The engine seemed louder than normal. Oh well, thought Keith, oh fucking well. Lotto pushed the throttle until the plane was speeding down the runway. He jammed on the rudder pedals like they were stuck or he was having trouble keeping the thing centered. The beacon light flashed messages at Keith. He saw a ball of fire and metal at the end of the runway. Thoughts zoomed through his head just before the wheels left the ground, but he couldn’t make sense of them. Everything was muddled and mushed except for his heart which rat-a-tat-ed to make his whole body shake. Up into the air they went, like some kind of nightmare.

“Damn this thing is loose!” Lotto hollered. He jerked the stick back and forth to show Keith how crappy it was. He flew low because it felt more natural that way. He thought about those kinds of things. Lotto felt like a bird when he buzzed the shadowed treetops. The way he moved in that plane was just like an eagle looking for something to kill. He’d once shot a bald eagle from the sky with a high-powered rifle, but he never told anyone about it. Thirty aught six. Ka-boosh! And later that same day he sprayed a calf’s brains all over the pasture, its ear tag twitching in all that red jell-o muck. Lotto had killed tons of things in private. It was what he liked to do. In Missouri, he knew the caves. He could escape to the darkness of old rock, places that no one else knew about, even the people who owned the property. He’d get there by boat, creeping along the muddy banks. He was invisible at night. He knew his way through every forest.
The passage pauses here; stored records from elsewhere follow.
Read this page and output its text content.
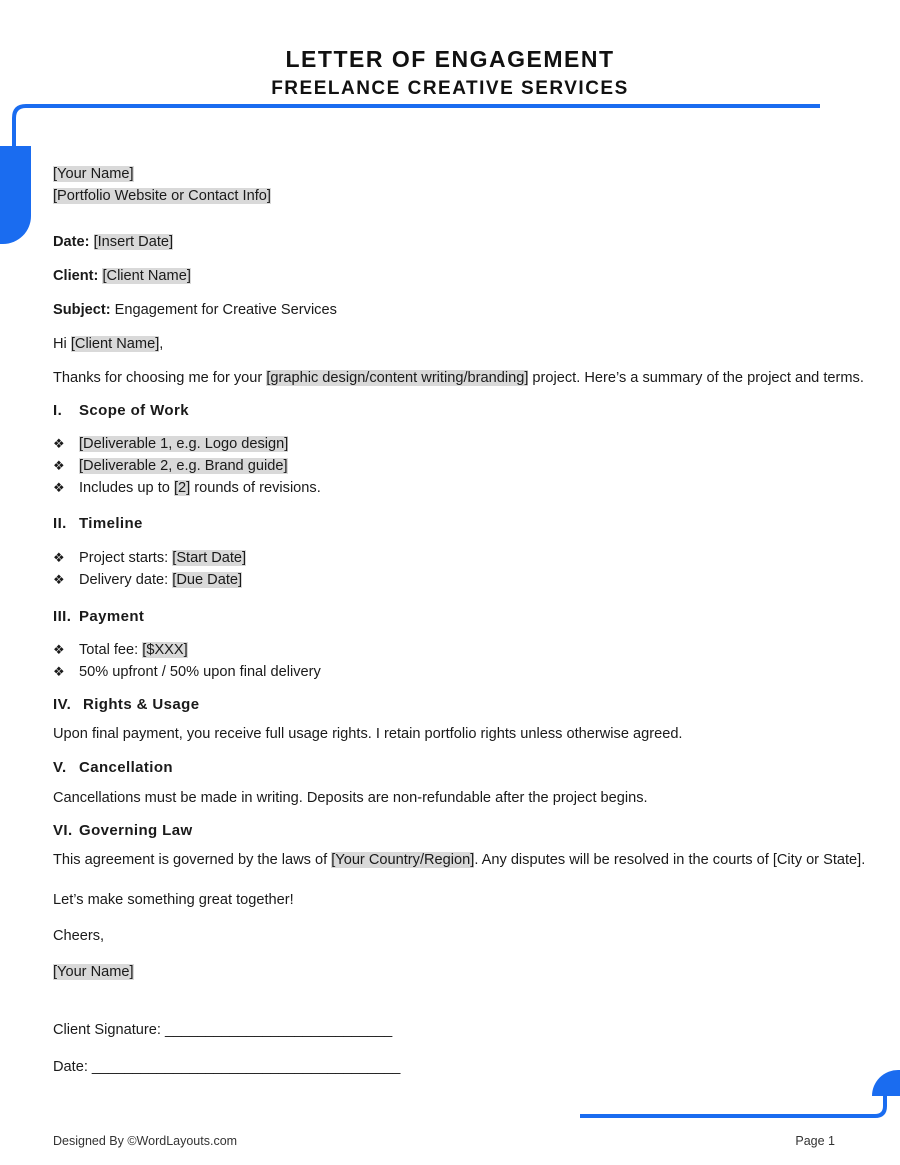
LETTER OF ENGAGEMENT
FREELANCE CREATIVE SERVICES
[Your Name]
[Portfolio Website or Contact Info]
Date: [Insert Date]
Client: [Client Name]
Subject: Engagement for Creative Services
Hi [Client Name],
Thanks for choosing me for your [graphic design/content writing/branding] project. Here’s a summary of the project and terms.
I. Scope of Work
❖ [Deliverable 1, e.g. Logo design]
❖ [Deliverable 2, e.g. Brand guide]
❖ Includes up to [2] rounds of revisions.
II. Timeline
❖ Project starts: [Start Date]
❖ Delivery date: [Due Date]
III. Payment
❖ Total fee: [$XXX]
❖ 50% upfront / 50% upon final delivery
IV. Rights & Usage
Upon final payment, you receive full usage rights. I retain portfolio rights unless otherwise agreed.
V. Cancellation
Cancellations must be made in writing. Deposits are non-refundable after the project begins.
VI. Governing Law
This agreement is governed by the laws of [Your Country/Region]. Any disputes will be resolved in the courts of [City or State].
Let’s make something great together!
Cheers,
[Your Name]
Client Signature: ____________________________
Date: ______________________________________
Designed By ©WordLayouts.com	Page 1
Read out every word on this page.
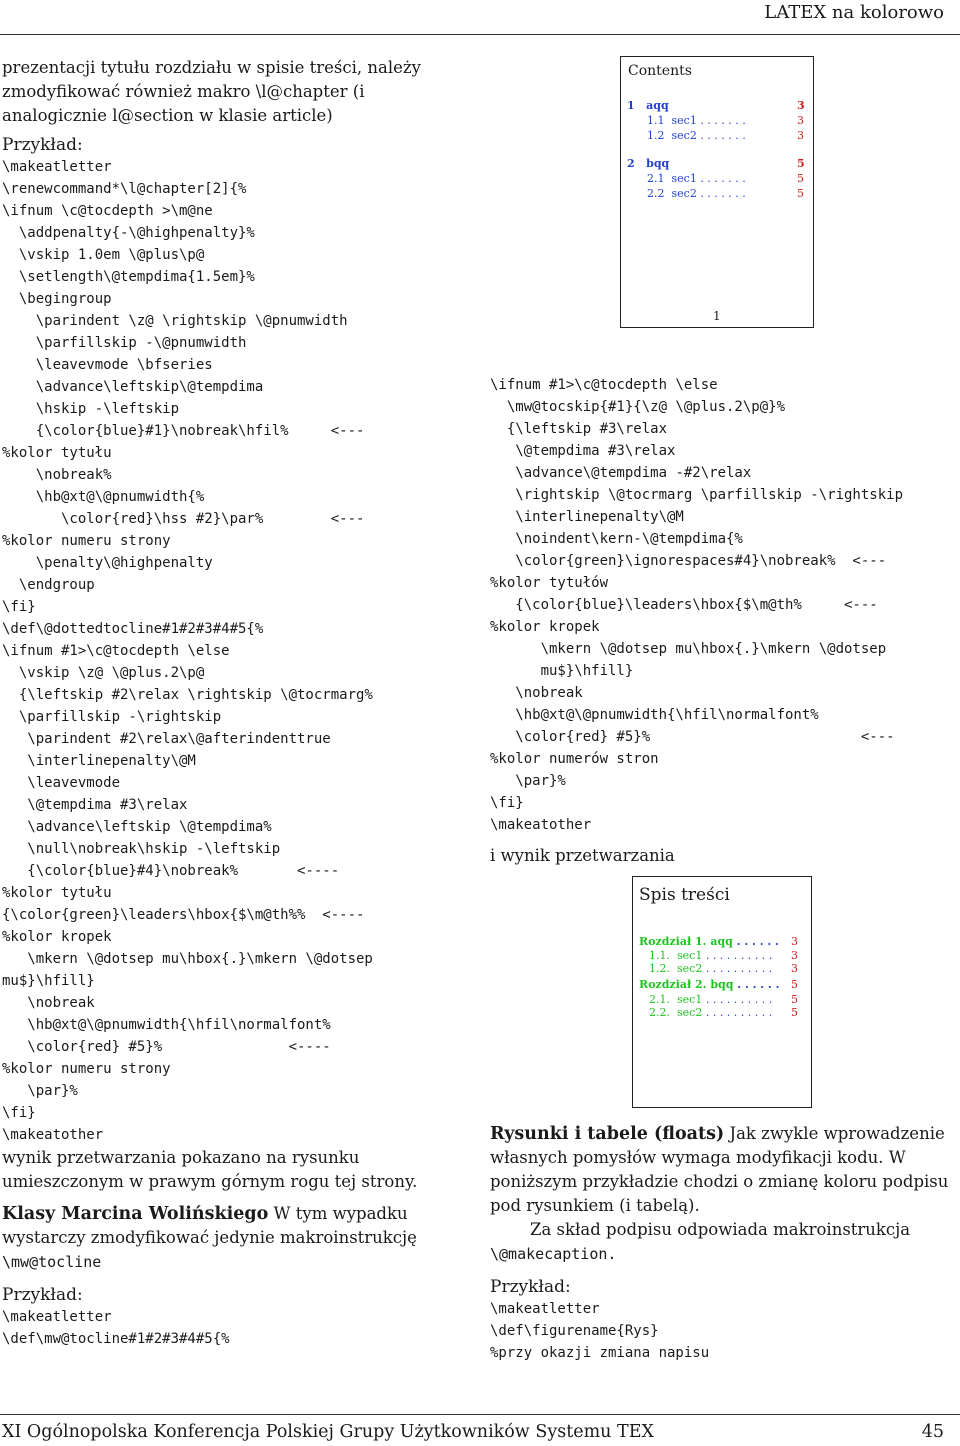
LATEX na kolorowo

prezentacji tytułu rozdziału w spisie treści, należy zmodyfikować również makro \l@chapter (i analogicznie l@section w klasie article)

Przykład:

\makeatletter
\renewcommand*\l@chapter[2]{%
\ifnum \c@tocdepth >\m@ne
\addpenalty{-\@highpenalty}%
\vskip 1.0em \@plus\p@
\setlength\@tempdima{1.5em}%
\begingroup
\parindent \z@ \rightskip \@pnumwidth
\parfillskip -\@pnumwidth
\leavevmode \bfseries
\advance\leftskip\@tempdima
\hskip -\leftskip
{\color{blue}#1}\nobreak\hfil%     <---
%kolor tytułu
\nobreak%
\hb@xt@\@pnumwidth{%
\color{red}\hss #2}\par%        <---
%kolor numeru strony
\penalty\@highpenalty
\endgroup
\fi}
\def\@dottedtocline#1#2#3#4#5{%
\ifnum #1>\c@tocdepth \else
\vskip \z@ \@plus.2\p@
{\leftskip #2\relax \rightskip \@tocrmarg%
\parfillskip -\rightskip
\parindent #2\relax\@afterindenttrue
\interlinepenalty\@M
\leavevmode
\@tempdima #3\relax
\advance\leftskip \@tempdima%
\null\nobreak\hskip -\leftskip
{\color{blue}#4}\nobreak%       <----
%kolor tytułu
{\color{green}\leaders\hbox{$\m@th%%  <----
%kolor kropek
\mkern \@dotsep mu\hbox{.}\mkern \@dotsep
mu$}\hfill}
\nobreak
\hb@xt@\@pnumwidth{\hfil\normalfont%
\color{red} #5}%               <----
%kolor numeru strony
\par}%
\fi}
\makeatother

wynik przetwarzania pokazano na rysunku umieszczonym w prawym górnym rogu tej strony.

Klasy Marcina Wolińskiego W tym wypadku wystarczy zmodyfikować jedynie makroinstrukcję \mw@tocline

Przykład:

\makeatletter
\def\mw@tocline#1#2#3#4#5{%
Contents
1 aqq	3
1.1 sec1 . . . . . . .	3
1.2 sec2 . . . . . . .	3
2 bqq	5
2.1 sec1 . . . . . . .	5
2.2 sec2 . . . . . . .	5
1
\ifnum #1>\c@tocdepth \else
\mw@tocskip{#1}{\z@ \@plus.2\p@}%
{\leftskip #3\relax
\@tempdima #3\relax
\advance\@tempdima -#2\relax
\rightskip \@tocrmarg \parfillskip -\rightskip
\interlinepenalty\@M
\noindent\kern-\@tempdima{%
\color{green}\ignorespaces#4}\nobreak%  <---
%kolor tytułów
{\color{blue}\leaders\hbox{$\m@th%     <---
%kolor kropek
\mkern \@dotsep mu\hbox{.}\mkern \@dotsep
mu$}\hfill}
\nobreak
\hb@xt@\@pnumwidth{\hfil\normalfont%
\color{red} #5}%                         <---
%kolor numerów stron
\par}%
\fi}
\makeatother

i wynik przetwarzania

Spis treści
Rozdział 1. aqq . . . . . . 3
1.1. sec1 . . . . . . . . . . 3
1.2. sec2 . . . . . . . . . . 3
Rozdział 2. bqq . . . . . . 5
2.1. sec1 . . . . . . . . . . 5
2.2. sec2 . . . . . . . . . . 5

Rysunki i tabele (floats) Jak zwykle wprowadzenie własnych pomysłów wymaga modyfikacji kodu. W poniższym przykładzie chodzi o zmianę koloru podpisu pod rysunkiem (i tabelą).

Za skład podpisu odpowiada makroinstrukcja \@makecaption.

Przykład:

\makeatletter
\def\figurename{Rys}
%przy okazji zmiana napisu
XI Ogólnopolska Konferencja Polskiej Grupy Użytkowników Systemu TEX	45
Keith shut his eyes. He sat crammed into that cockpit, squeezing his corner of the seat. This was what it felt like when young people died. He tried to shrug his whole life away. The moment lasted forever. For awhile it seemed like maybe they were going to make it, but when Lotto finally went around the loop and lined up with the runway Keith took it all back. He prepared for the engine to come through the instrument panel, cutting him in half, a split-second feeling of lightness before his torso and arms and head were ground to wet meat under the collapsing shape of the plane.

He spent the rest of the night in the trailer on his computer glued to a gore site, gawking at uncensored photos of crash victims and suicides, the destroyed, the murdered. He drank and clicked through a thousand images. Every picture was him. It didn’t matter what he was looking at, could be some dead guy laid out in a ruptured mangle of machined metal and torn rubber or some blue-faced teen girl strung up in a closet. It was Keith’s head mashed open on Highway One, revealing the liquefied brain inside, nostrils split wide, a muffin icing dollop of yellow fat squeezed from an armpit gash. He was the slaughtered Mexican informant, all limbs removed, something mannequin about him, a Hollywood prop with a clenched hand shoved in his mouth, eyes slippered shut and powdered with a grey coating of mysterious dust. Keith was the alley jumble of body parts, wet and shining. He was the blackened fly-ridden corpse three weeks in the rice paddy. Keith was the video of the press conference suicide: the suddenly slackened body, the vanished magic, the fluttered heart pushing out its final run of blood.